Studies in the field of organisational behaviours have shown some factors that lead to brain drain in an organisation. Some include:

◾Talented human capital is not acknowledged by the organisation. This may be due to the organisation’s lack of awareness of such talent in the organisation, or praises and accolades often granted to external talents (brain gain) to increase the reputation of the organisation.

This absent-mindedness causes workers to feel that the knowledge they have is undervalued by the current organisation.

These talented employees tend to be more appreciated by external parties who ‘discreetly’ find out or detect about these talents, which will soon be used in other organisations.

It is not surprising that there are employees who do not have a ‘place’ in the organisation but are excellent and famous to other organisations and society.

◾Low incomeor reward and limited career development and progress in an organisation can be the factor behind brain drain.

The migration of employees to other organisations will ensure a more interesting salary and a more guaranteed career development.

◾Inconsistent, non-structured career path.
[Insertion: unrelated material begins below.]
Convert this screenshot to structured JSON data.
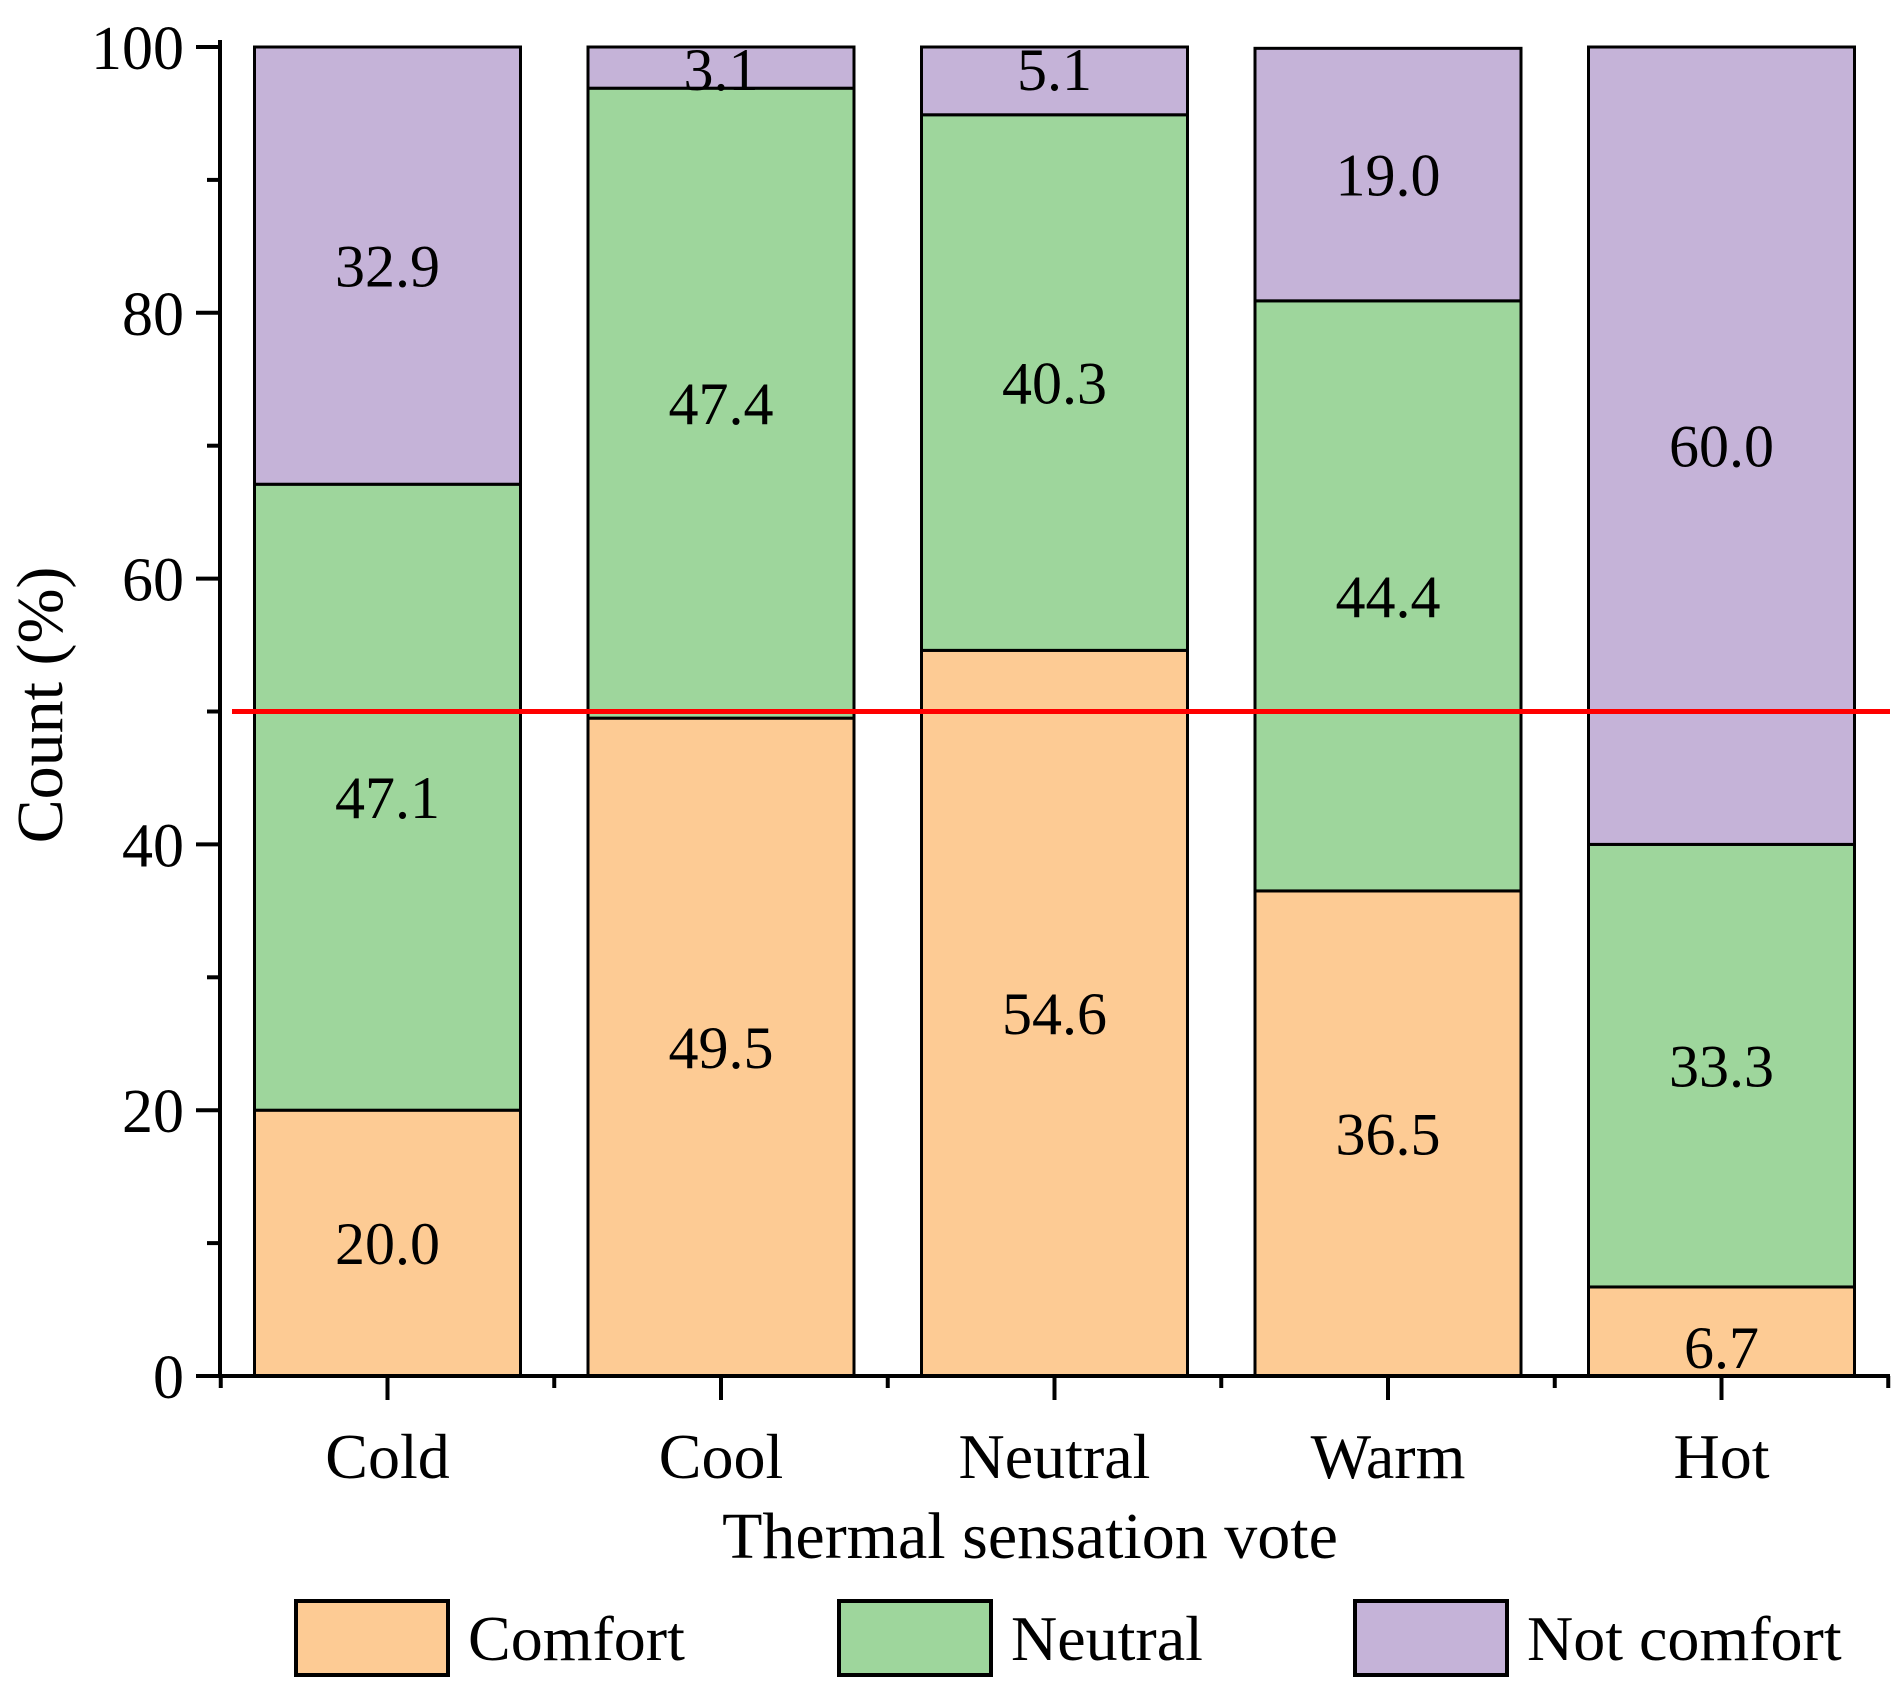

A frequent change in the career path also the occupation’s term and condition makesthe brain drain even more obvious in the organisation.

This includes the element of discrimination and non-transparency in an individual’s planning and job promotion.

◾Brain drain can also happen when employees do not feel comfortable with the organisation’s micro-management pressure and different directions.

These varying directions can create an internal conflict to the point that loyalty for the organisation begins to wane.

◾Rare, almost non-existent appreciation by the organisation can also lead to an employee’s brain drain.

Acknowledgement and praises are always given to those who have good positions and titles in the organisation.

Maslow’s famous motivation theory shows that a small appreciation given to an individual who has accomplished something in the organisation will not bring about better motivation to the organisation.

◾Brain drain is alsopersistent in individuals who prioritise facilities and competitive technology, as well as the opportunity to obtain a wider working experience.

Based on the discussion that can lead to this brain drain issue, organisations should take some steps in addressing this issue.

Some include improving the strategic planning of human resources covering several important strategies that can retain talents in the organisation.

Also, the career development strategy in the organisation must be improved through the more appealing provision of career development in acknowledging existing talents in the organisation, not to mention the work-life balance in addressing this brain drain issue.

This balance struck by individuals between work and family can improve mental well-being and further increase the organisational and national productivity. 

Brain drain leads to various forms of emotions among the members of the organisation, especially in terms of the needs for their service, future career paths and challenges of the organisational environment.

All of these can cause individuals in the organisation to face conflicts, stress and can affect their health.

Thus, emotional well-being is essential to be considered in understanding the brain drain issue.

The emotional well-being will lead to a new dimension in ensuring the paradigm shift of disappointment due to brain drain to a diaspora of talent and improved skills in facing future challenges.

(Professor Dr. Zafir Khan bin Mohamed Makhbul is Dean, UKM-Graduate School of Business, Universiti Kebangsaan Malaysia.)